Opened 4 years ago
Closed 4 years ago
#4705 closed defect (fixed)
pgsql2shp - Pg field column in mapping file incorrectly compared with the name of the dbf field name
Reported by: | zezzagio | Owned by: | robe |
---|---|---|---|
Priority: | medium | Milestone: | |
Component: | utils/loader-dumper | Version: | 3.0.x |
Keywords: | Cc: |
Description
The first column in the mapping file (postgres field name) is incorrectly compared with the name of dbf field (wich defaults to the first 10 characters of the postgres name).
This makes it impossible to recognize (and therefore rename) a postgres field longer than 10 characters.
This affect surely version 3.0.x, but I suspect some other previous versions too.
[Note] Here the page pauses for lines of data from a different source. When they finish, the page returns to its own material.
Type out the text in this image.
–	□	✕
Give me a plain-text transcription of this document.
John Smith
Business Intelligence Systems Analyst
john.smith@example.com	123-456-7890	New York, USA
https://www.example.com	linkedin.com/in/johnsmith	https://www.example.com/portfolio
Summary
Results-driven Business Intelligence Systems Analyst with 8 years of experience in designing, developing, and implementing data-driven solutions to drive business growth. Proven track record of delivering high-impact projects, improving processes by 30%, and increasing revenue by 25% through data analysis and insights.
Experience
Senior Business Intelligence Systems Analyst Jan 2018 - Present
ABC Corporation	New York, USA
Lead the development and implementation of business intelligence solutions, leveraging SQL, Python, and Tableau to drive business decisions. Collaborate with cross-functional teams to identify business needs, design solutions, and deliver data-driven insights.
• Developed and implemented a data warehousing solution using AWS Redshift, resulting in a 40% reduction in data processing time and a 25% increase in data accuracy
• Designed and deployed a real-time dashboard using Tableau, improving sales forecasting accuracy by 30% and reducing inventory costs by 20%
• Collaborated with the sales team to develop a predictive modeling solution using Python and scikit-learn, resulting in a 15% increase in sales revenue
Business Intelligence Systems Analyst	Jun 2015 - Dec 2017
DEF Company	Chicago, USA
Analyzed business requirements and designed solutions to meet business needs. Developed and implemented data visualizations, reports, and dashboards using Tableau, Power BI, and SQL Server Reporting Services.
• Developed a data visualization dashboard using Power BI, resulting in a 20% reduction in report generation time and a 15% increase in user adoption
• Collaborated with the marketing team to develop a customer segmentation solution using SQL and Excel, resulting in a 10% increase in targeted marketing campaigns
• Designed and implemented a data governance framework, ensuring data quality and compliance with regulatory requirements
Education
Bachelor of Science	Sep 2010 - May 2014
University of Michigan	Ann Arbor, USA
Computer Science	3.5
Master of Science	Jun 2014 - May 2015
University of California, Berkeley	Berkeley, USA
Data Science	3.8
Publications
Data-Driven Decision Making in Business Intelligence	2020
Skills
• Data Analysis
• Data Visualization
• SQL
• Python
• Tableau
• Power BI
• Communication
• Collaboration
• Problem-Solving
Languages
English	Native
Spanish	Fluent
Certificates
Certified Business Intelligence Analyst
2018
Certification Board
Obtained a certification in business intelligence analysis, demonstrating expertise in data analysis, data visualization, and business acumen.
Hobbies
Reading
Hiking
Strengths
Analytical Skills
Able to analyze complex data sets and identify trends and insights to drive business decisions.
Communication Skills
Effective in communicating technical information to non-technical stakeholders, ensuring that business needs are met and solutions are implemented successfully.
Refer even to: https://stackoverflow.com/questions/61365672
Proposed patch:
https://github.com/zezzagio/postgis
diff --git a/loader/pgsql2shp-core.c b/loader/pgsql2shp-core.c index 1596dc206..06226e951 100644 --- a/loader/pgsql2shp-core.c +++ b/loader/pgsql2shp-core.c @@ -1536,7 +1536,7 @@ ShpDumperOpenTable(SHPDUMPERSTATE *state) * use this to create the dbf field name from * the PostgreSQL column name */ { - const char *mapped = colmap_dbf_by_pg(&state->column_map, dbffieldname); + const char *mapped = colmap_dbf_by_pg(&state->column_map, pgfieldname); if (mapped) { strncpy(dbffieldname, mapped, 10);
Change History (23)
comment:1 by , 4 years ago
comment:2 by , 4 years ago
Hi Zez, do you think you could also help with automating a test to secure this bugfix ? The run_test.pl script does have support for testing options passed to the loader&dumper roundtrip and a test exists checking it (possibly not exhaustive to include this case).
You can run the test with:
cd regress make staged-install cd loader ../run_test.pl -v mfile
The test will apply switches in mfile.opts which happens to pass -m mfile_mapping.txt having the following mapping:
address add short_name short
If I understand you correctly it would be enough to just add a mapping with a different beginning ?
comment:3 by , 4 years ago
No, the content of regress/loader/mfile.select.sql has to be changed accorderly too, in order to all tests to succed (or fail... well, succed to fail):
--- mfile_mapping.txt address add some_very_long_name short --- mfile.select.sql select address, some_very_long_name, color from loadedshp order by 1;
And this is for the loader (shp2pgsl); I suspect the dumper (pgsql2shp) isn't tested at all for the mapping options.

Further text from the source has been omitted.